No se entiende los porqués les han prohibido la vida a los bares o cervecerías. A Olavarría le está faltando vida social, la calidez de los encuentros, y sin todo eso la pandemia supone que todos hemos claudicado contra su poder silencioso. Y no se le debe dar ese gusto.

Ayer, el silencio era abrumador. Se podía oír hasta el movimiento de la Tierra sobre su eje. Ese mecanismo planetario se manifestaba con un ruido de engranajes moviéndose al compás de una rutina siniestra que se ha apoderado de nuestras vidas.

Me acordaba de mis amigos españoles que la están pasando mal, pero preferí estar allí, escuchando el ruido de las botellas, los vasos, el aroma cálido del café y sentir el estómago sediento frente la inminencia de llevarse un trozo de jamón a la boca.

Los virus son semejantes pero la vida es diferente. Extrañé ese mundo que sólo imaginaba de gente que se negaba a rendir su ánimo frente a semejante fatalidad.

El Presidente, con sus cuarentenas interminables y su propio terror transferido a la gente, fue moldeando una Argentina timorata, claudicante, entregada a un destino que supone ineludible e imbatible.

Alberto Fernández terminó trasladando su miedo, ese que lo lleva a obedecer ciegamente a Cristina Kirchner, que lo lleva a soportar humillaciones como la última carta de la vicepresidente, y nos transformó en seres pasivos que han olvidado la risa y las ganas de vivir de otra manera más digna. La pandemia se pavonea por la ciudad dormida o muerta de miedo y siente que este país del Cono Sur y esta ciudad del interior bonaerense ya es territorio colonizado por el temor, la pasividad y la resignación.

Mientras tanto, y volviendo a la carta de la Vice, imaginemos la misma actitud en Víctor Martínez con Raúl Alfonsín o Daniel Scioli con Néstor Kirchner y concluiremos que cualquiera de los dos hubiese recibido un arsenal de patadas en el trasero. Pero, donde manda capitán...

La venganza de Hinojo

La política se ha tomado un tiempo de vacaciones, pero igual se escuchan sordos ruidos como los del combate de San Lorenzo.

El peronismo se le quiere plantar al diputado Valicenti pero no se le anima. Este camporista de Hinojo ha podido con todos y los maneja como amo y señor de un contingente de empleados de bajos salarios pero de altas ambiciones.

Se ha sabido mover y se ha colocado a la diestra del señor de la comarca kirchnerista, Máximo Kirchner.

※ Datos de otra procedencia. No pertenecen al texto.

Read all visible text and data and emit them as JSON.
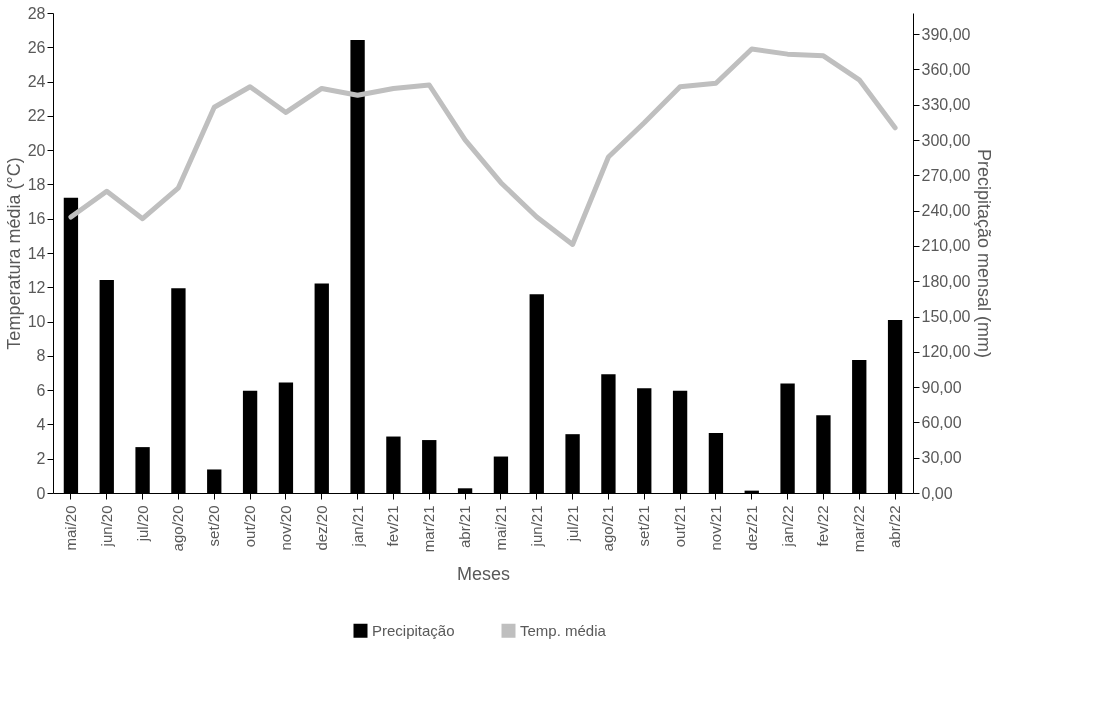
{
  "chart_data": {
    "type": "bar",
    "categories": [
      "mai/20",
      "jun/20",
      "jul/20",
      "ago/20",
      "set/20",
      "out/20",
      "nov/20",
      "dez/20",
      "jan/21",
      "fev/21",
      "mar/21",
      "abr/21",
      "mai/21",
      "jun/21",
      "jul/21",
      "ago/21",
      "set/21",
      "out/21",
      "nov/21",
      "dez/21",
      "jan/22",
      "fev/22",
      "mar/22",
      "abr/22"
    ],
    "series": [
      {
        "name": "Precipitação",
        "axis": "y2",
        "color": "#000000",
        "values": [
          251,
          181,
          39,
          174,
          20,
          87,
          94,
          178,
          385,
          48,
          45,
          4,
          31,
          169,
          50,
          101,
          89,
          87,
          51,
          2,
          93,
          66,
          113,
          147
        ]
      },
      {
        "name": "Temp. média",
        "type": "line",
        "color": "#bfbfbf",
        "values": [
          16.1,
          17.6,
          16.0,
          17.8,
          22.5,
          23.7,
          22.2,
          23.6,
          23.2,
          23.6,
          23.8,
          20.6,
          18.1,
          16.1,
          14.5,
          19.6,
          21.6,
          23.7,
          23.9,
          25.9,
          25.6,
          25.5,
          24.1,
          21.3
        ]
      }
    ],
    "xlabel": "Meses",
    "ylabel": "Temperatura média (°C)",
    "y2label": "Precipitação mensal (mm)",
    "ylim": [
      0,
      28
    ],
    "yticks": [
      0,
      2,
      4,
      6,
      8,
      10,
      12,
      14,
      16,
      18,
      20,
      22,
      24,
      26,
      28
    ],
    "y2lim": [
      0,
      408
    ],
    "y2ticks": [
      {
        "value": 0,
        "label": "0,00"
      },
      {
        "value": 30,
        "label": "30,00"
      },
      {
        "value": 60,
        "label": "60,00"
      },
      {
        "value": 90,
        "label": "90,00"
      },
      {
        "value": 120,
        "label": "120,00"
      },
      {
        "value": 150,
        "label": "150,00"
      },
      {
        "value": 180,
        "label": "180,00"
      },
      {
        "value": 210,
        "label": "210,00"
      },
      {
        "value": 240,
        "label": "240,00"
      },
      {
        "value": 270,
        "label": "270,00"
      },
      {
        "value": 300,
        "label": "300,00"
      },
      {
        "value": 330,
        "label": "330,00"
      },
      {
        "value": 360,
        "label": "360,00"
      },
      {
        "value": 390,
        "label": "390,00"
      }
    ],
    "legend": "bottom",
    "grid": false
  }
}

Desde allí maneja alguna caja que le permite domar a algunos y sofrenar resistencias.

Ha construido en el Concejo Deliberante un poder fáctico con su esposa y un grupito de obedientes entre los que se cuentan massistas y “helleristas” y “renovadores peronistas”, mientras otros refunfuñan por lo bajo sin poder revertir su impotencia. No se le animan, y ante la falta de valor, la política huye o se transforma en obediencia y genuflexión.

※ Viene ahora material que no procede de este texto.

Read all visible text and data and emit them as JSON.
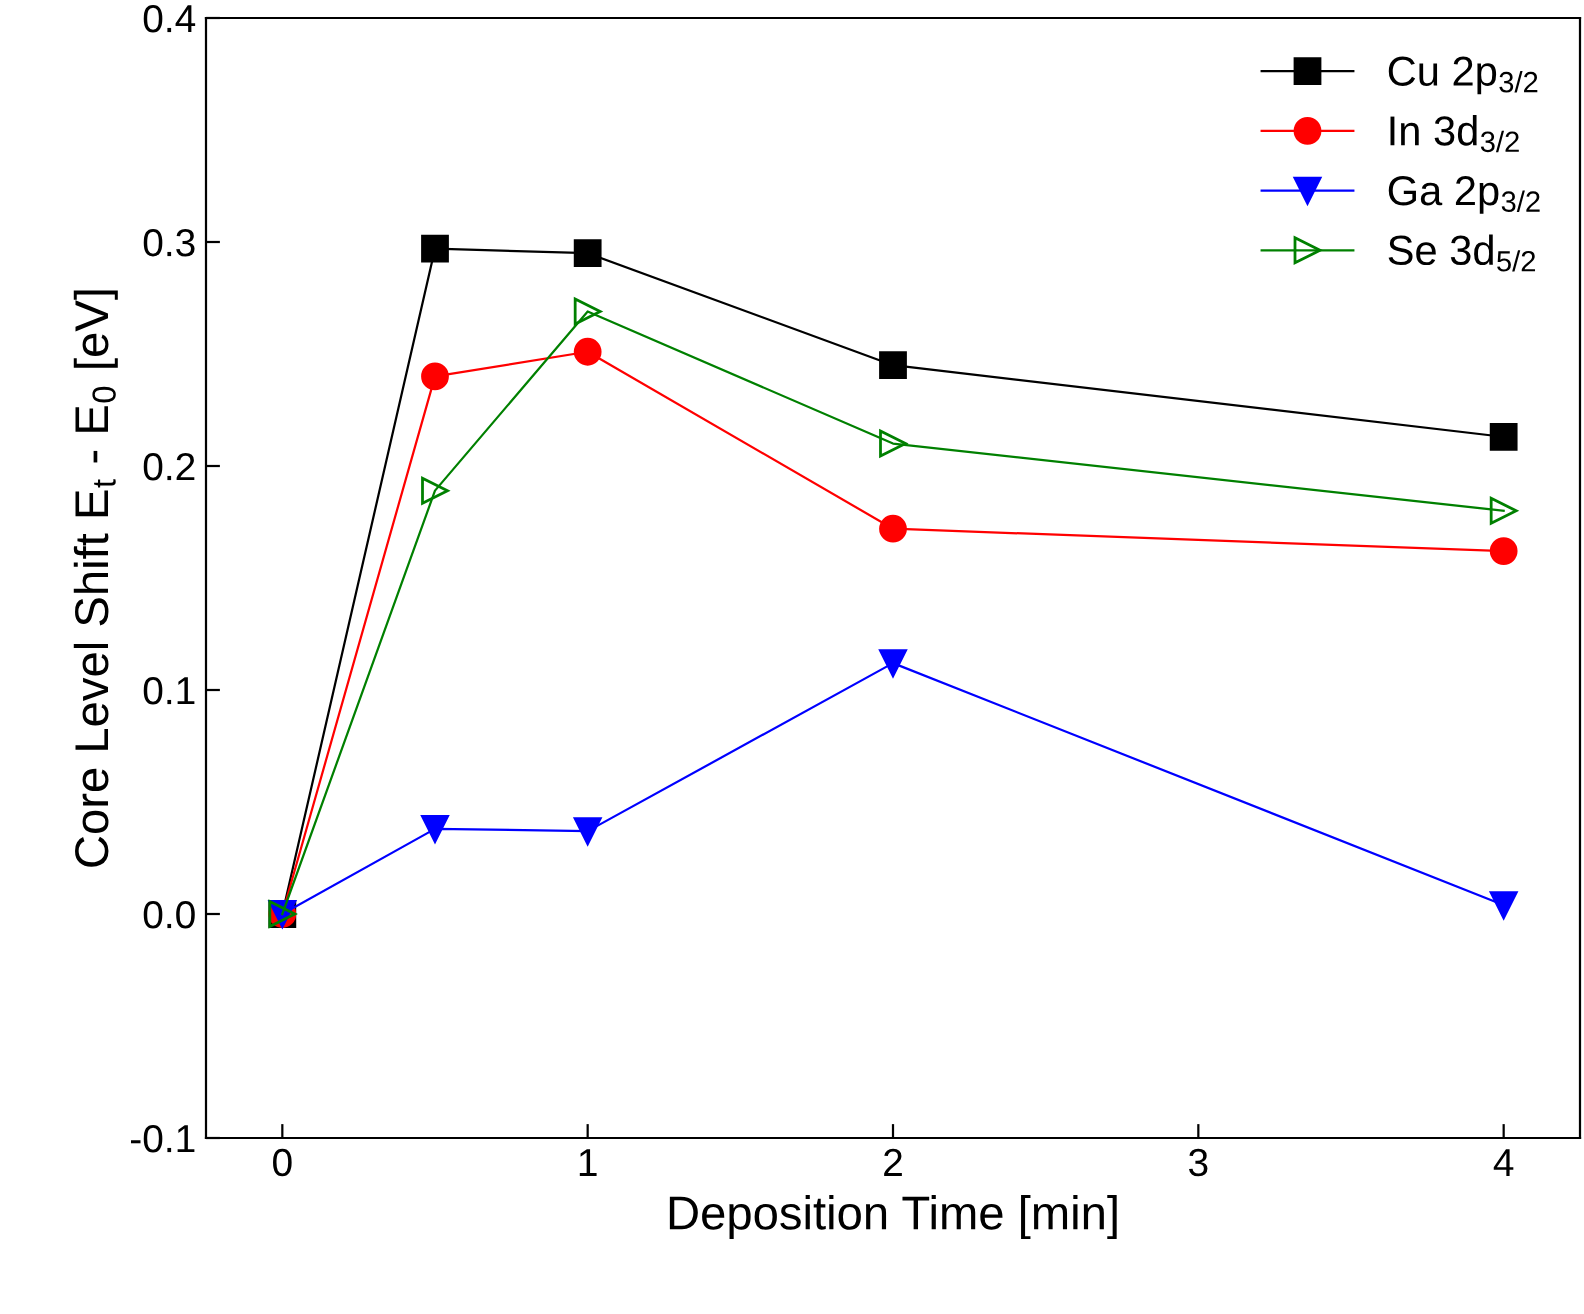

El otro peronismo no tiene fuerzas aún. Amenaza con disputarle el espacio pero sin poder de fuego, y ni los sindicatos se le animan a su poder.

Hinojo intentó alguna vez ser cabeza de Partido, pero no lo pudo ser. Sin embargo, uno de sus vecinos logró mantener al peronismo bajo su dominio y se transformó en la referencia absoluta del movimiento que sólo puede gobernar la ciudad a través de radicales conversos.

¿Tendrá que ver con la venganza de los hinojenses todo esto por su sueño frustrado de querer ser la capital de esta localidad minera…?.